Alpskitour takes a hub and spoke approach with its guests. Stay centrally at Hotel Bijou in Saint Vincent, a lovely small hotel in a lovely small city, and each day, following a breakfast feast of local delicacies, venture to a different resort. Where we skied was a daily decision, based on conditions and anticipated skier traffic. Before arriving, my concern was the length of the daily ride. But the scenery is beautifully distracting. We looked forward to the drives.  

I wouldn’t want to do this on my own; too many valleys; too many roads; too many options. To paraphrase the old TV show, Alpskitour knows best. Proprietors Mauro Cevolo and Andrea Jory exude friendliness and were warmly greeted wherever we went.

Each day was spectacular in its own way. Each area has vast ski fields served by every uphill conveyance imaginable. In Cervinia, alone, we rode multiple types of gondolas, a true cable car carrying 125 people bottom to top — no towers — and many chair lifts with bubbles.

Skiing the Alps is different from skiing New England or the Rockies, where, once on top there are multiple options down: groomed, ungroomed, side and backcountry. In this part of the Alps, you exit a lift and have the option to take one of a few trails or go “off-piste.” If you choose the latter – at least in Italy – you’ll need beacon, probe, and other backcountry gear. The trails are well groomed, mostly blue, and sometimes very long. One morning in Cervinia we skied an 11-mile run. It was about the width of a six-lane freeway. If you wanted to, you could exceed most US speed limits.

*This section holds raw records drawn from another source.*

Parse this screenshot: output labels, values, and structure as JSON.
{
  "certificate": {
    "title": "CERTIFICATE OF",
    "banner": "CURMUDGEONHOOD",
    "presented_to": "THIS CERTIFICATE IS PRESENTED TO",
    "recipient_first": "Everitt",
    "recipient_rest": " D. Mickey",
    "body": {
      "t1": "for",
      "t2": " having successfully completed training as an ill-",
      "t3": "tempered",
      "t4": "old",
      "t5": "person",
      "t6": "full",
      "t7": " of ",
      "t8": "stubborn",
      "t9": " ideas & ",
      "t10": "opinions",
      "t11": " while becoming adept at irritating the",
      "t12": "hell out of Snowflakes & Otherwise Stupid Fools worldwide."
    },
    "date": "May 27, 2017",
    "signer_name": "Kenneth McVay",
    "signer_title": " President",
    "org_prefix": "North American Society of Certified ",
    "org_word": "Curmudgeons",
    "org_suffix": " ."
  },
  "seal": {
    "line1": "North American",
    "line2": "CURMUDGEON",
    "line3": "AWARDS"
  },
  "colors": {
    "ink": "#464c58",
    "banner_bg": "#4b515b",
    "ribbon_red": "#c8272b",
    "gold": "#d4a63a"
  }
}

Then there’s the scenery. Mont Blanc and the Matterhorn are two of the world’s iconic peaks. We skied under each. There were times when they stood against clear blue. At other times, the peaks snagged fluffy clouds. The afternoon at Cervinia, thick valley clouds raced up the Italian side of the Matterhorn, a phenomenon Mauro had not seen in 20 years. It was dramatic from our blue-sky perch; the French Alps,  distant spikes of white.

Scattered across each skiing paradise are small wood and stone structures housing restaurants and bars. Virtually all serve versions of local cuisine: dried meats, lardo (delicious thin-cut fat bordered with prosciutto), Fontina, blue, and other cheeses; polentas, soups, fresh-made breads, honey-soaked chestnuts, sinful pastries, etc. I made Pam promise not to tell my cardiologist!

Mauro and Andrea know which are the best and the best priced. The places they took us were steeped in authenticity; not too many tables, reservations required. 

Pam and the chef

Each afternoon they dropped us back at Hotel Bijou on Saint Vincent’s main plaza. Pam’s birthday was mid-week. To celebrate, we drove with them and other new Italian friends to a tiny village several kilometers above Saint Vincent and dined in a two table restaurant where the 81-year old cook and her middle-aged son prepared one regional dish after another: steak tartare; polenta with cheese; potato,  sausage; rabbit; ribs;. Throughout the meal, local wines and beers. Toward the end, desserts, then home-stilled génépy, with its distinctive balsam taste. There was no room for more, when I saw the son spooning something into short tumblers: grappa-soaked blueberries to aid digestion.

Yes, it’s caloric. But it’s also a holiday, so I’ll choose to believe it gets worked off on the slopes or will get worked off at home in the gym. 

If you’re considering a trip like this, visit the Alpskitour website. You can leave skis, poles and boots at home. Everything is available. Our gear, high quality and well-tuned, came from La Genzianella Sport in Cervinia. 

Yesterday we took taxis and trains to the pretty village of Castlerotto in the Dolomites where we’ll be on a six-day ski safari with Inspired Italy. Will report on that next week


  1. Jim McGuire says:

    You will find Dolomite skiing as exciting as Aosta Valley. The Sella Ronda is one winding valley all the way around the Sella Groupa

  2. I just returned from a trip to the Aosta Valley and it is just as you described. We skied Cervinia, Courmayeur, La Thuile, La Rosiere, and Pila. The best skiing vacation I’ve ever taken! The food was fabulous, the people very welcoming and the skiing superb. We wanted to go to Verbier, but didn’t have the time. BTW- the skiing is VERY cheap compared to the US!

  3. Bruce Sherman says:

    Gressoney ain’t so bad either…starting point for some great Heli-Skiing.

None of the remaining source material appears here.